Format: Article in Journal/Newspaper
Language:unknown
Published: 2009
Subjects:
Online Access:https://oro.open.ac.uk/20874/
https://oro.open.ac.uk/20874/1/MoisHermanSpicer09.pdf
https://oro.open.ac.uk/20874/314/MoisHermanSpicer09.pdf
https://doi.org/10.1134/S0031030109100116
Description
Summary:For the first time, the Late Sagwon Flora is described from the upper beds of the Prince Creek Formation (Upper Paleocene) at the Sagavanirktok River (northern Alaska Peninsula). The flora is dominated by the angiosperm Tiliaephyllum brooksense Moiseeva et Herman sp. nov. and conifer Metasequoia occidentalis (Newb.) Chaney. The Late Sagwon Flora is most similar to the Danian or Danian-Selandian flora from the middle part of the Upper Tsagayan Subformation (Amur Region) and lower part of the Wuyun Formation (Heilongjiang Province, China).
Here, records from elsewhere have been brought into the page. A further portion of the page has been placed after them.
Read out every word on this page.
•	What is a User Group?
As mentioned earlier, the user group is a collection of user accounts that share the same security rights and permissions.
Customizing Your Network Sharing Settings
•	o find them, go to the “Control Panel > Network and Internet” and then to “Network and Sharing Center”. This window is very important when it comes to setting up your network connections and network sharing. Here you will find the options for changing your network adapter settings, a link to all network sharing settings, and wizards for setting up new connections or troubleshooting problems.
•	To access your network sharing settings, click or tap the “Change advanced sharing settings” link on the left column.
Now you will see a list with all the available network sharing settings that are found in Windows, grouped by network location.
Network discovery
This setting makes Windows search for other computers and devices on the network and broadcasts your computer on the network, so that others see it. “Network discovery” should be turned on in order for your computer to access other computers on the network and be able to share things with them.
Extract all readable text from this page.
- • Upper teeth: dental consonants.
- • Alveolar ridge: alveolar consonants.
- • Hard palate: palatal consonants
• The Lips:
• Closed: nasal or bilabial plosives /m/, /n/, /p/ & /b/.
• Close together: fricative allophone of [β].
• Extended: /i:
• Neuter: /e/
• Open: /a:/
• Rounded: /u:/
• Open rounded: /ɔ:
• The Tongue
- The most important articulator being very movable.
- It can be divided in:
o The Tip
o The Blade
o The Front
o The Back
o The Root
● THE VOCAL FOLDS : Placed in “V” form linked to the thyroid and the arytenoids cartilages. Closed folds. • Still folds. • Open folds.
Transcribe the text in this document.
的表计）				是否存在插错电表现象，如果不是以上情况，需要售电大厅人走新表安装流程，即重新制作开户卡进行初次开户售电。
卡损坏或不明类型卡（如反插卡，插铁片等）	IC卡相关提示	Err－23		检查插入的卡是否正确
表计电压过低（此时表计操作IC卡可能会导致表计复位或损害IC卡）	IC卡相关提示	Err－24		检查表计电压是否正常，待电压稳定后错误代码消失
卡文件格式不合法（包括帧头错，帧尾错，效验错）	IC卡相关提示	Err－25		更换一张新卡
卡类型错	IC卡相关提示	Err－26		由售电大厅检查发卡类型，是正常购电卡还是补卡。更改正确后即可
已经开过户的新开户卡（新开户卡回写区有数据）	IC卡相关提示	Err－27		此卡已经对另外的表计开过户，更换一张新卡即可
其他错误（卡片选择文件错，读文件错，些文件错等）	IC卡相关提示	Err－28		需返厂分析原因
This similarity allows us to hypothesize that the genus Tiliaephyllum, which dominated in the Late Tsagayan Flora, migrated via the Bering Land Bridge from southern paleolatitudes of the Far East to high latitudes of the Arctic Pacific, due to the progressively warming climate of the Paleocene. Additional new angiosperm species are described from the Late Sagwon Flora: Archeampelos mullii Moiseeva et Herman sp. nov., Tiliaephyllum brooksense Moiseeva et Herman sp. nov., and Dicotylophyllum sagwonicum Moiseeva et Herman sp. nov.